Bij de ontwikkeling van zelfrijdend vervoer bestaan er nog te veel gescheiden werelden. De ontwikkelaars voor autonoom rijden op het spoor kunnen veel leren van de techniek in de automotive sector, en andersom. Dat stelt business consultant Jillis Mani van InTraffic, een leverancier van verkeersmanagement- en informatiesystemen.
InTraffic bouwt informatie- en besturingssystemen voor verkeer en vervoer. Het bedrijf is onder meer werkzaam voor ProRail, NS en het Amsterdamse openbaarvervoersbedrijf GVB. “Aan de ene kant zijn er de ontwikkelingen in de automotive industrie waar de ‘Googles, Tesla’s en Ubers’ veel in het nieuws zijn”, vertelt Jillis Mani (foto onder). “Aan de andere kant bestaan zelfrijdende voertuigen op het spoor al heel lang, denk aan de metro’s in Londen en Parijs.”
“Toch wordt de parallel weinig getrokken. Het zou natuurlijk vreemd zijn dat straks in Nederland zelfrijdende auto’s op de weg rondrijden en dat we dat met treinen niet voor elkaar krijgen, terwijl die technisch eenvoudiger te realiseren zouden moeten zijn.”
Op het spoor wordt het steeds drukker en moeten treinen steeds dichter op elkaar rijden. “Hoe kleiner de afstand tussen treinen, hoe belangrijker de technische ondersteuning en automatisering. Mede daarom wordt hard gewerkt aan technische oplossingen als ERTMS – een nieuwe beveiliging laag op het spoor zonder seinen en wissels – en het integreren met adviessystemen voor de machinist. Toch gaan ontwikkelingen op het gebied van zelfrijdende treinen nog maar langzaam in vergelijking met de automobiel industrie. Van de innovatiekracht van deze sector zouden we bij het spoor wel wat kunnen leren” aldus Mani.

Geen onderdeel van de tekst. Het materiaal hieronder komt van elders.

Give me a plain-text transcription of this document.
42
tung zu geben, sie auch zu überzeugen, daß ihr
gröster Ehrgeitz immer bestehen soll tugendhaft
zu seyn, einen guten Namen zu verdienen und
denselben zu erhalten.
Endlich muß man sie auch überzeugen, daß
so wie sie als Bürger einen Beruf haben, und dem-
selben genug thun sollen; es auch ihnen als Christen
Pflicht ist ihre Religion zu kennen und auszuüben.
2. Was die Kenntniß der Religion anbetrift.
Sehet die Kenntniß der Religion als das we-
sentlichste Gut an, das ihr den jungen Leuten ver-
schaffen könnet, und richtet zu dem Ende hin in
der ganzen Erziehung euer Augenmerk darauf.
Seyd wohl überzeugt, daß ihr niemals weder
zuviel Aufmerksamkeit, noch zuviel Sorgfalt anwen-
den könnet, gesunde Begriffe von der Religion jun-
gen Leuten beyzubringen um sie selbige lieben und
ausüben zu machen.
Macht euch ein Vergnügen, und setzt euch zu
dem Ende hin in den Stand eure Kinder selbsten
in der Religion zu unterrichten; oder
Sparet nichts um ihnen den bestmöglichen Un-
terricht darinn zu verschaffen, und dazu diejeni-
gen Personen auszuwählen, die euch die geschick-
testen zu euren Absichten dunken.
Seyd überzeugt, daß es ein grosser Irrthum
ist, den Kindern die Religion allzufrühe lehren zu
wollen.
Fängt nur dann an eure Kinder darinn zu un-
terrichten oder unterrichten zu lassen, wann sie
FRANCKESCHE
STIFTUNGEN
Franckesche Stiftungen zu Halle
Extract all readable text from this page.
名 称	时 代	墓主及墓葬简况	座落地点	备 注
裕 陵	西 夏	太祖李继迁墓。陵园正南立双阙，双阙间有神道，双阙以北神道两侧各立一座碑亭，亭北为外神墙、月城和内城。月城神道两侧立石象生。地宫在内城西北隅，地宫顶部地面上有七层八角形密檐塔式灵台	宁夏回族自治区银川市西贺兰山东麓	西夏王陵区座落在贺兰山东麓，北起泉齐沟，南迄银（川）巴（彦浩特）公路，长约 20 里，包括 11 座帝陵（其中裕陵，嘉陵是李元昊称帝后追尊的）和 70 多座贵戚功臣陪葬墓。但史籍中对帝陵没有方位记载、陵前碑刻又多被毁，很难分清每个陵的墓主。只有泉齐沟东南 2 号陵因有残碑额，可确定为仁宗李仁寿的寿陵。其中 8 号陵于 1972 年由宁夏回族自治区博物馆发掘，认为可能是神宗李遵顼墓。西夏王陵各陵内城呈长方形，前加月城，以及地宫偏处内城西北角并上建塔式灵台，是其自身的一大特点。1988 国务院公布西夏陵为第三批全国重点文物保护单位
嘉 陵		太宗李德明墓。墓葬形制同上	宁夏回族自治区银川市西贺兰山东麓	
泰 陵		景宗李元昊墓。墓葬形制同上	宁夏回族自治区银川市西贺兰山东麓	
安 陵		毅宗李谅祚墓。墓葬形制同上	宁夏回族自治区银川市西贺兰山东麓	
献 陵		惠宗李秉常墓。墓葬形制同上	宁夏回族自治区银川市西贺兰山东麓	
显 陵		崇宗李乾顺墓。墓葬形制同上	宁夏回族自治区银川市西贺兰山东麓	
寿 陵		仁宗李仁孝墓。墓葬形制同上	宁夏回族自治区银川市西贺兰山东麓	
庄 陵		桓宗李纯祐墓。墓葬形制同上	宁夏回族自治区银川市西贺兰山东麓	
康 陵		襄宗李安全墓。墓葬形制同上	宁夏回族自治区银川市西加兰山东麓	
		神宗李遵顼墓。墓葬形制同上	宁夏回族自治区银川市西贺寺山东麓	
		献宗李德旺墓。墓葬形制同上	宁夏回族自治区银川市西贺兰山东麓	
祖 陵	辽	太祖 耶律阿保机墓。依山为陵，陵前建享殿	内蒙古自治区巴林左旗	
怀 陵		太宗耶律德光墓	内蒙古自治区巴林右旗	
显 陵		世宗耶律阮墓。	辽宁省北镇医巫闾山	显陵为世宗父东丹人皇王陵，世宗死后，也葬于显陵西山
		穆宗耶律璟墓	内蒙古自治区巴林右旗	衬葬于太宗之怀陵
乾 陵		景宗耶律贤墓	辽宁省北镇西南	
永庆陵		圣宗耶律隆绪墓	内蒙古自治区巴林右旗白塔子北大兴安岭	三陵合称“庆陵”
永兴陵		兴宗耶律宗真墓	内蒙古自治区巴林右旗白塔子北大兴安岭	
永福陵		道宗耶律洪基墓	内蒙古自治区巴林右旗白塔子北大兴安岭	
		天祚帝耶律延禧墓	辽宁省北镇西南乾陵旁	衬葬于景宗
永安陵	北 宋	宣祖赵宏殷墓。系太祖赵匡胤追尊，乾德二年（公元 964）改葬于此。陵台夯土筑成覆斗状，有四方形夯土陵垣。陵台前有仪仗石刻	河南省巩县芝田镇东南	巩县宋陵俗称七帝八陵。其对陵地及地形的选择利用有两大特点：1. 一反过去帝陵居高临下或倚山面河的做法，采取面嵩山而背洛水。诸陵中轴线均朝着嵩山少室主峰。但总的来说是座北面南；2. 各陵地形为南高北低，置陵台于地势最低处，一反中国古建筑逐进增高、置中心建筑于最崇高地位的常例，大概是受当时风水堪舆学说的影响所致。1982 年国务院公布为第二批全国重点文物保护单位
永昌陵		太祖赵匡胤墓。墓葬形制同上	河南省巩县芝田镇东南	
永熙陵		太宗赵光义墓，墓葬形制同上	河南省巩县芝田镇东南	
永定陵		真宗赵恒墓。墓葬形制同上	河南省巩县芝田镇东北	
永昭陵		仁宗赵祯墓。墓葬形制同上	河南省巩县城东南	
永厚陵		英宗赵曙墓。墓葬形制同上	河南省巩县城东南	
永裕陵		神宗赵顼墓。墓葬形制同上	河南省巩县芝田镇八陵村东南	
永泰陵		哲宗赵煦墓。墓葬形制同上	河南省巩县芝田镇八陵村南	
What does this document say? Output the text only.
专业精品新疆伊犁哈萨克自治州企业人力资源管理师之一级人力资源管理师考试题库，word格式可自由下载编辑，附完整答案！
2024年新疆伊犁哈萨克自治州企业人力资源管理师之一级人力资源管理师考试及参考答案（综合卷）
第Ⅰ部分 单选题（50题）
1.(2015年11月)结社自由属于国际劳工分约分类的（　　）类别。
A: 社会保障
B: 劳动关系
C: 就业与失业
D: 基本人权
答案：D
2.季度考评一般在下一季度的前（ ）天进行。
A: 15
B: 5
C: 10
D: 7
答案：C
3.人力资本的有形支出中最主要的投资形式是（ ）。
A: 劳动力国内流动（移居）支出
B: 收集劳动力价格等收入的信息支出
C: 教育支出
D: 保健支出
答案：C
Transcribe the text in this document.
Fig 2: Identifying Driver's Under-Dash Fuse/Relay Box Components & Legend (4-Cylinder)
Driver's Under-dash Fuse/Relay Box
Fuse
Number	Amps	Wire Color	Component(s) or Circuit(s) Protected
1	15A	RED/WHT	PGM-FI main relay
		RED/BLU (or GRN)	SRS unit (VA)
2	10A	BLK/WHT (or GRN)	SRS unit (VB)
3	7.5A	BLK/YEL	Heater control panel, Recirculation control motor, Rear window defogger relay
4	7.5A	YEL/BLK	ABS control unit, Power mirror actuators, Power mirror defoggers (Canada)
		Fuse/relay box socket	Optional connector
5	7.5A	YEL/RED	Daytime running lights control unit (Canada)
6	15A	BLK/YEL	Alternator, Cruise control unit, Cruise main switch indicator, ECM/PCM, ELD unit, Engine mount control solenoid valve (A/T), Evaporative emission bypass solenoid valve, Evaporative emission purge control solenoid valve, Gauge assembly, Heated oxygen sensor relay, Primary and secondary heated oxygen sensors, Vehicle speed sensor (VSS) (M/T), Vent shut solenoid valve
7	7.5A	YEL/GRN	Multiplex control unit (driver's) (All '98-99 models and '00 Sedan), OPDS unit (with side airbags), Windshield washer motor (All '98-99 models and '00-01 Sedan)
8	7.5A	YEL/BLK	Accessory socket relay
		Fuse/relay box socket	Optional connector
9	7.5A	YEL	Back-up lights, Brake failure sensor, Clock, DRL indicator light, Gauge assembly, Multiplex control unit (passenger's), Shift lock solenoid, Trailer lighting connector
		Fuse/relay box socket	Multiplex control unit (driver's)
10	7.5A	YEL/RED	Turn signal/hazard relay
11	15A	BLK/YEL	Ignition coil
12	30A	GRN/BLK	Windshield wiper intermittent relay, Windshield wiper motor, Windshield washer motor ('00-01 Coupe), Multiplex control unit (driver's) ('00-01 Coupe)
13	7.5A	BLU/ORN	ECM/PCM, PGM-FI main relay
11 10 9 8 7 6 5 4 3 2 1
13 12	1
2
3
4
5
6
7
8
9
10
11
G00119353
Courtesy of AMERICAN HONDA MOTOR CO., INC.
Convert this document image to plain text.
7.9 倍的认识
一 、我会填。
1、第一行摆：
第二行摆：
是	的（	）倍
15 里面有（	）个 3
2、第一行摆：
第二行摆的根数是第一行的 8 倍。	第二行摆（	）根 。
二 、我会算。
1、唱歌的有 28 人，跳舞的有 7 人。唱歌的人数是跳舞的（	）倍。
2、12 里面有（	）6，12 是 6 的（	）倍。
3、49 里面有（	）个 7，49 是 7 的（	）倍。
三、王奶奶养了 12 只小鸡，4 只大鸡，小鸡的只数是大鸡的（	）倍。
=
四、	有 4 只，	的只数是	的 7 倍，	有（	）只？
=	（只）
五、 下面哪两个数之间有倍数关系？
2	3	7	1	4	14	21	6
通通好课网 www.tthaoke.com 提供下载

Die terughoudendheid is volgens hem goed te verklaren met het oog op veiligheid. “Veiligheid is een heel belangrijk onderwerp op het spoor. Bij een sector die afhankelijk is van de overheid en de publieke opinie, is het van groot belang dat projecten veilig en goed gebeuren. Vanuit dat oogpunt wordt soms ook conservatief gedacht. En dat remt weleens innovatie.”